In 2018, this Carabinieri station even received a solemn commendation, partly due to the impressive staged arrests. This is particularly appalling to us today, as the torture and the wild escort parties that were happening inside the institution have come to light. To preserve a semblance of decency, everyone has moved away from the “nobody knew” narrative, replacing it with “rumors that had been circulating for a while”—but the real question is why the gang was allowed to act undisturbed for such a long time. A question that goes much further than the Carabinieri as an institution, of course.

At this point, however, it looks like a story told a million times before, both in real life and in fiction. Even the characters embody all the clichés: the higher-up leader of the group, his girlfriend, his followers, the whole spirit of a corrupt institution. The villa with a swimming pool, the bottles of champagne, the brazen ostentatiousness of a standard of living incompatible with the salary of a public servant. And the casual practice of violence.

The real novelty of this story is the one least apparent from the media narrative: namely that the gang treated criminals and law-abiding citizens in exactly the same way. The episode of the car dealer forced to sell the gang leader a luxury car at a low price after being beaten bloody and threatened with guns must give us pause.

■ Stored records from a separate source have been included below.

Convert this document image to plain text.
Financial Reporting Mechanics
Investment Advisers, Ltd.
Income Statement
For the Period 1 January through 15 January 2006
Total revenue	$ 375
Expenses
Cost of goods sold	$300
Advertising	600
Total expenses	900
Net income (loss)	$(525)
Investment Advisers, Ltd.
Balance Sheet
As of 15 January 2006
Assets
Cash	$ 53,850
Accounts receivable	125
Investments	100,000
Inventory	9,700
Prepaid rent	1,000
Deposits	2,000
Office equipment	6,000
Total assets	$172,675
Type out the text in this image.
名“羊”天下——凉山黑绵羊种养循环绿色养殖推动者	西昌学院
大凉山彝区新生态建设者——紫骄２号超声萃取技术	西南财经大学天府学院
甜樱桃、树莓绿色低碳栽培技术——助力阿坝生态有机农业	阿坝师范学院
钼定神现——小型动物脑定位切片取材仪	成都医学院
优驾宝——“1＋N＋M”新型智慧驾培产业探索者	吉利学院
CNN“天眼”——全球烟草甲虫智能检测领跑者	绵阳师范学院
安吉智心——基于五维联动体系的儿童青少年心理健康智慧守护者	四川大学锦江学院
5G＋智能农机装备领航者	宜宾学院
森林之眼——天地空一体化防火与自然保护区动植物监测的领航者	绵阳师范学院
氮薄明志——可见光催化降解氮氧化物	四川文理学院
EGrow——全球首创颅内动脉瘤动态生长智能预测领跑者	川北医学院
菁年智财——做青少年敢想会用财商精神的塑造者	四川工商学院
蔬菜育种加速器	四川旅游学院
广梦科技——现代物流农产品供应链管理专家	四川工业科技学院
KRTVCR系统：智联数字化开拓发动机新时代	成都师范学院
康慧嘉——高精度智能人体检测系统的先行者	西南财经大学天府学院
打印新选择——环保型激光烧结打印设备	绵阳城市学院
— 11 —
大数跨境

Even a drug dealer who was close to the gang leader was astonished at that scene, and, in a wiretapped conversation, said that it looked like something from the TV show Gomorrah. During the lockdown, while Piacenza was fighting against the virus and counting its victims, the gang was helping drug dealers get supplies in Milan and was throwing parties. An outraged neighbor called the Carabinieri to complain—and was not only not taken seriously, but reported to the gang leader himself.

At Levante, not only were several levels of malignant interests intertwined and stratified in a dangerous manner, but the impunity—which someone had perhaps guaranteed them—also led to new forms of criminal behavior: a sort of qualitative leap that we have not seen before.